(Hallandale, Floride) Alors que Guy Nantel était dans un congrès du Comité national des jeunes du Parti québécois (CNJPQ) samedi dernier, il était deux jours plus tard en Floride pour le premier de trois spectacles au Club Tropical d’Hallandale. La Presse a assisté à la représentation de mardi.

La religion. Les immigrants. La laïcité. La souveraineté. Tous des thèmes qu’il faut aborder en tournant la langue sept fois dans sa bouche avant de parler quand on est politicien.

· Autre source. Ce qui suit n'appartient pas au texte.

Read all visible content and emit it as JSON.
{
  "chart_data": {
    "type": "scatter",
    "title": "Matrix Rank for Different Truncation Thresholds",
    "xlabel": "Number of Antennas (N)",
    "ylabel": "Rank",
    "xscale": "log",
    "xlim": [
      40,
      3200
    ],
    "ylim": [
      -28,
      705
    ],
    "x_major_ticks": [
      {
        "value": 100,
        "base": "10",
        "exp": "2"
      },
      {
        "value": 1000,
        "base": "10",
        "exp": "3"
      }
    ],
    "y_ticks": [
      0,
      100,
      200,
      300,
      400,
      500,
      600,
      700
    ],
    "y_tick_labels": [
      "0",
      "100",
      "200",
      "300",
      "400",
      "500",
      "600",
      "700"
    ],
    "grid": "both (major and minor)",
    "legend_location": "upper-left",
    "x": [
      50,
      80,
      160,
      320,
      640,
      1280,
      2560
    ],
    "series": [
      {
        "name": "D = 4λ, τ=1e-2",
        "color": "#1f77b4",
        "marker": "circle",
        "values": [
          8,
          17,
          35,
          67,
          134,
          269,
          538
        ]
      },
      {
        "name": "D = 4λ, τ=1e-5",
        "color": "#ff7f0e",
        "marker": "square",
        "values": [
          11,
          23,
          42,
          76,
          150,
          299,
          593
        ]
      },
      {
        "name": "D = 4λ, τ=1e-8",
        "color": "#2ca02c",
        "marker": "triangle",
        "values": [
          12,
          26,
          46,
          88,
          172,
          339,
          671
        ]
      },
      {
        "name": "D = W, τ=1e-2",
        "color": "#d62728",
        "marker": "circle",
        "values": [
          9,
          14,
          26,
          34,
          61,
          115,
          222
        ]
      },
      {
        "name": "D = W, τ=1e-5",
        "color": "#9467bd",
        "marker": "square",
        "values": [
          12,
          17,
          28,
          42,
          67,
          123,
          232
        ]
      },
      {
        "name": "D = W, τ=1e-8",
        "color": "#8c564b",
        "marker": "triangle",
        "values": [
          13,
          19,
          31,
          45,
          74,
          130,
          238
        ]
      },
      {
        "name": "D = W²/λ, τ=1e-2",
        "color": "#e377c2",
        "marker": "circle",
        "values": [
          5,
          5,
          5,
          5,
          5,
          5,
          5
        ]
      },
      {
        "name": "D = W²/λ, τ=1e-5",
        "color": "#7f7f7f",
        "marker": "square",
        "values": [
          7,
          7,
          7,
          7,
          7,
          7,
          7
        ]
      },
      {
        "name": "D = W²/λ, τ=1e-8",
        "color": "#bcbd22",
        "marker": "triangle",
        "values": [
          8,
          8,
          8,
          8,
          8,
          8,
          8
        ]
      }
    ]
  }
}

À le voir présenter son spectacle Nos droits et libertés au Club Tropical d’Hallandale, mardi, en Floride, difficile de croire que Guy Nantel a fait le saut en politique comme candidat à la chefferie du Parti québécois.

Bien que Guy Nantel défende haut et fort dans son dernier spectacle le droit « de pouvoir faire des jokes » et de créer des malaises, nous sommes épatée de voir que le public rit de ses blagues de « cuisses qui se frottent », de Québécois « pas de colonne » avec leurs valeurs et de « femmes déguisées en girafe ». Si jamais il devait y avoir un référendum sur la souveraineté du Québec, « vous ne serez plus là ! » lance-t-il à la foule assez âgée.

S’il y avait quelques visages coincés dans la salle du Club Tropical, l’ironie de Guy Nantel – et son personnage de scène – passait très bien.

« Il n’est pas méchant, nous a dit à l’entracte Denise Dumont, notre voisine de la table H, qui est venue au spectacle avec plusieurs résidants de sa communauté d’Hawaiian Gardens, située à Lauderdale Lakes. Son humour est intelligent. »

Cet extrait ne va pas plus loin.